2 miles (3.2km)
This section is alongside Hackney Marsh before reaching the main 2012 Olympic site. The towpath still has a rural open feel thanks to Hackney Marsh and it is only after Marshgate Bridge that the route begins to feel enclosed. But here allotments, giant hogweed, Japanese knotweed, workshops, stores and London’s oldest salmon smokery are giving way to the Olympic Park.
“Go and see the area now so that you can compare it later,” said Mayor London Ken Livingstone in Singapore in 2005 on the day when London won its bid to stage the 2012 Olympic Games.The Olympic Park is 1,500 acres costing £2,010m with the Olympic Village consisting of 3,600 houses to be built in the north-west corner and the £560m Olympic Stadium to the south at Old Ford.

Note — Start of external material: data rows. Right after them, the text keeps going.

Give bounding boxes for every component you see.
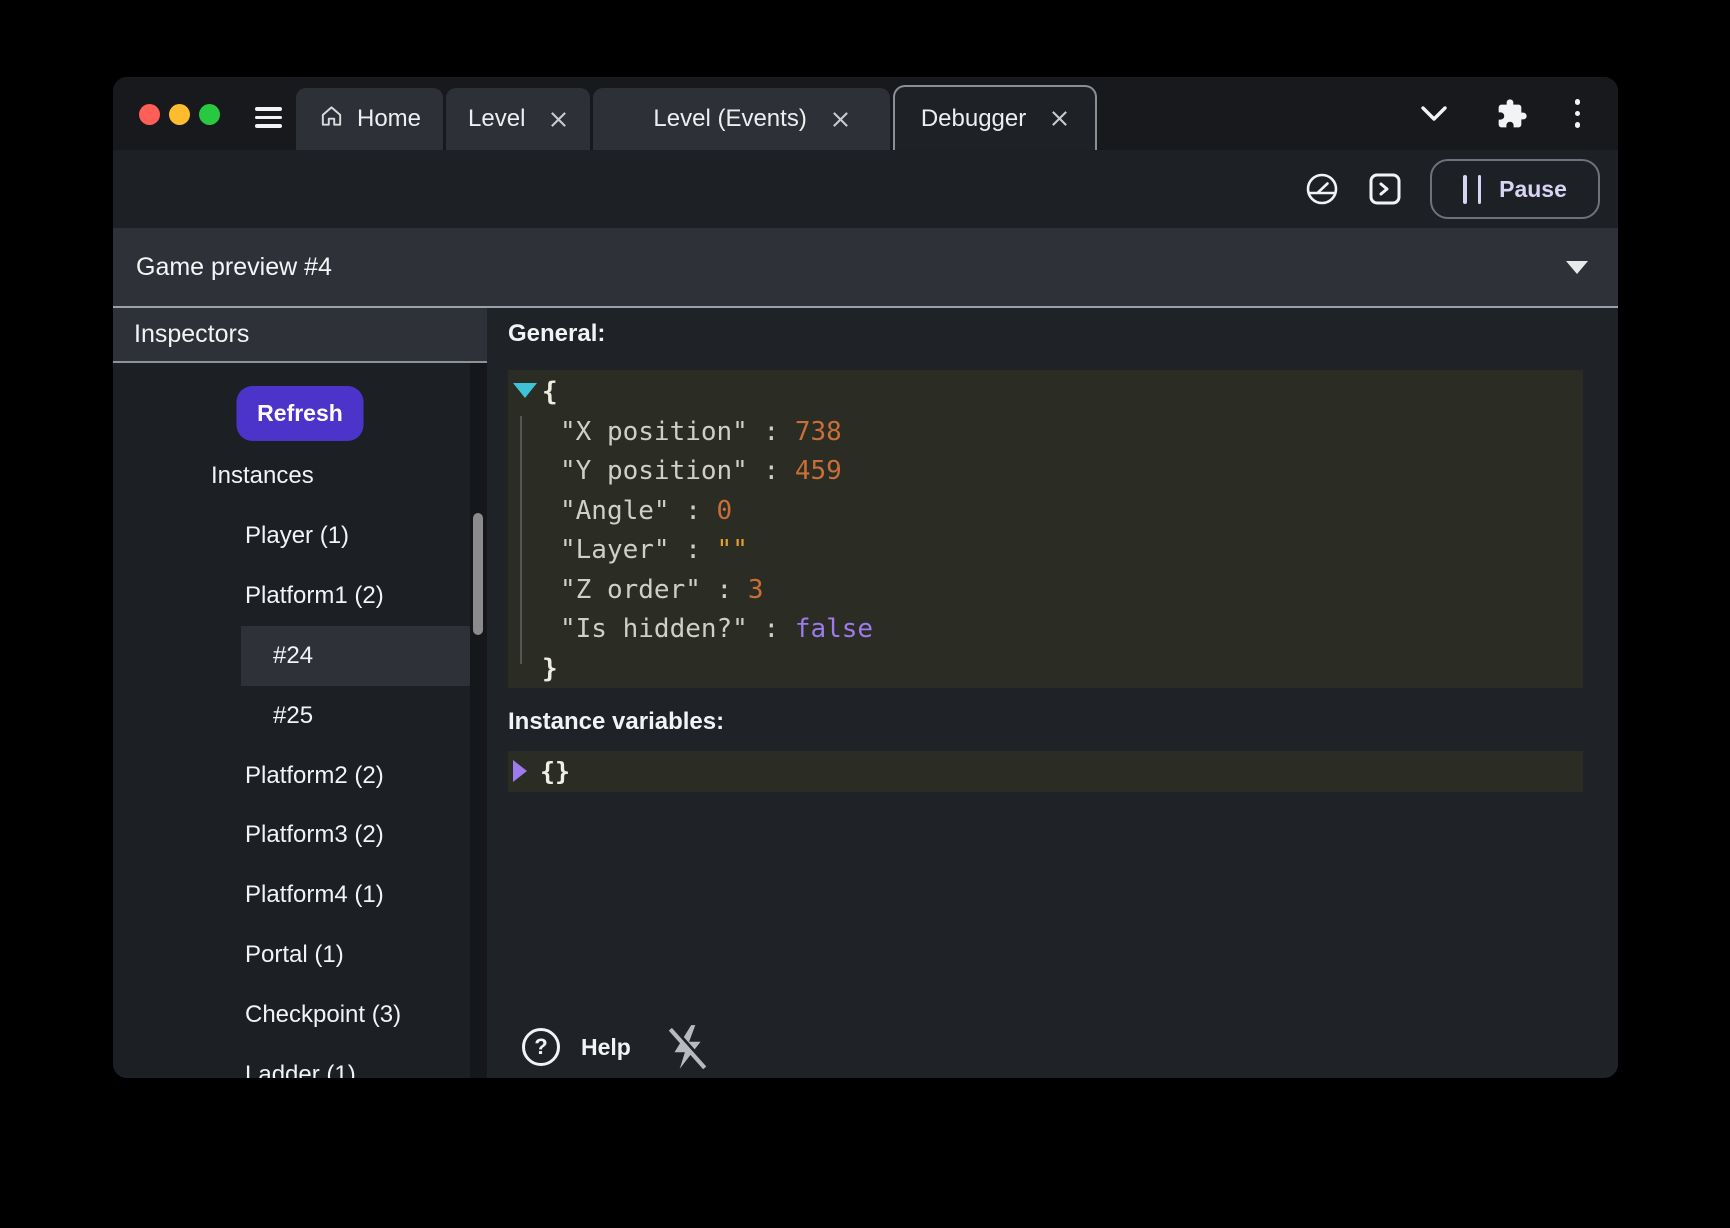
- pause-label: Pause: [1499, 176, 1567, 203]
- tree-item-label: Instances: [211, 462, 314, 490]
- json-key: "Y position" :: [560, 456, 795, 486]
- more-options-icon[interactable]: [1575, 99, 1581, 128]
- tab-level-events[interactable]: Level (Events): [593, 88, 889, 150]
- console-icon[interactable]: [1368, 172, 1402, 206]
- json-value: false: [795, 614, 873, 644]
- tab-bar: Home Level Level (Events) Debugger: [113, 77, 1618, 150]
- json-value: 738: [795, 417, 842, 447]
- json-row: "X position" : 738: [508, 413, 1583, 453]
- debugger-body: Inspectors Refresh Instances Player (1) Pl…: [113, 308, 1618, 1078]
- game-preview-title: Game preview #4: [136, 253, 332, 282]
- tree-item-label: Ladder (1): [245, 1061, 356, 1078]
- json-key: "Is hidden?" :: [560, 614, 795, 644]
- tree-item-player-1[interactable]: Player (1): [113, 506, 470, 566]
- tree-item-label: Checkpoint (3): [245, 1001, 401, 1029]
- json-row: "Layer" : "": [508, 531, 1583, 571]
- tree-item-label: Platform3 (2): [245, 821, 384, 849]
- tree-item-ladder-1[interactable]: Ladder (1): [113, 1045, 470, 1078]
- expander-closed-icon[interactable]: [513, 760, 527, 782]
- help-label[interactable]: Help: [581, 1034, 631, 1061]
- close-window-button[interactable]: [139, 104, 160, 125]
- profiler-gauge-icon[interactable]: [1304, 171, 1340, 207]
- json-key: "Angle" :: [560, 496, 717, 526]
- tree-item-25[interactable]: #25: [113, 686, 470, 746]
- tree-item-label: #25: [273, 702, 313, 730]
- json-row: "Is hidden?" : false: [508, 610, 1583, 650]
- chevron-down-icon[interactable]: [1419, 103, 1449, 125]
- help-icon[interactable]: ?: [522, 1028, 560, 1066]
- app-window: Home Level Level (Events) Debugger: [113, 77, 1618, 1078]
- json-value: 0: [717, 496, 733, 526]
- tree-item-label: #24: [273, 642, 313, 670]
- tree-item-platform1-2[interactable]: Platform1 (2): [113, 566, 470, 626]
- home-icon: [318, 103, 343, 136]
- general-section-title: General:: [508, 320, 605, 348]
- tree-item-instances[interactable]: Instances: [113, 446, 470, 506]
- sidebar-scrollbar[interactable]: [470, 363, 487, 1078]
- tree-item-24[interactable]: #24: [241, 626, 470, 686]
- traffic-lights: [139, 104, 220, 125]
- instance-variables-view: {}: [508, 751, 1583, 792]
- tree-item-platform2-2[interactable]: Platform2 (2): [113, 746, 470, 806]
- json-value: "": [717, 535, 748, 565]
- json-key: "Layer" :: [560, 535, 717, 565]
- inspectors-tree: Refresh Instances Player (1) Platform1 (2)…: [113, 363, 487, 1078]
- json-close-brace: }: [508, 650, 1583, 690]
- debugger-toolbar: Pause: [113, 150, 1618, 228]
- tree-item-portal-1[interactable]: Portal (1): [113, 925, 470, 985]
- help-row: ? Help: [522, 1022, 710, 1072]
- tab-debugger[interactable]: Debugger: [893, 85, 1097, 150]
- json-value: 459: [795, 456, 842, 486]
- menu-icon[interactable]: [255, 107, 282, 128]
- json-row: "Angle" : 0: [508, 492, 1583, 532]
- close-icon[interactable]: [1050, 109, 1069, 128]
- inspectors-header: Inspectors: [113, 308, 487, 363]
- indent-guide: [520, 416, 522, 664]
- flash-off-icon[interactable]: [664, 1022, 710, 1072]
- json-value: 3: [748, 575, 764, 605]
- pause-button[interactable]: Pause: [1430, 159, 1600, 219]
- tree-item-label: Portal (1): [245, 941, 344, 969]
- json-open-brace: {: [508, 373, 1583, 413]
- dropdown-caret-icon[interactable]: [1566, 261, 1588, 274]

The £50m Aquatics Centre, designed by Zaha Hadid, is being erected in the south-east corner.
Alongside the towpath there will be five sports arenas, warm-up athletics tracks and the press centre. Flowing through the park is the Old River Lea and the Bow Back Rivers. It is hoped that a cleaner river will encourage the return of otters now found only in the upper reaches since London water became polluted in the mid-20th century. The first task, after relocating 275 businesses or institutions, is to bury the overhead power cables in two tunnels. Meanwhile, one of the largest ever archaeological projects is already based here ahead of building. Following the 2012 Games two of the riverside arenas will be dismantled and reassembled in other parts of the country. The legacy here should be 9,100 homes in a wildlife parkland alongside the River Lea
Lea Bridge: The Princess of Wales. Open all day.
The Greenway (Olympic Park): Container Cafe. 9am-5pm.
Bow: McDonald’s. Open all day.
Lea Bridge: National Rail to Clapton Station.Three Mills: Underground (District Line) from Bromley-by-Bow Station.
OS Explorer 174 (Epping Forest & Lee Valley) and 162 (Greenwich & Gravesend).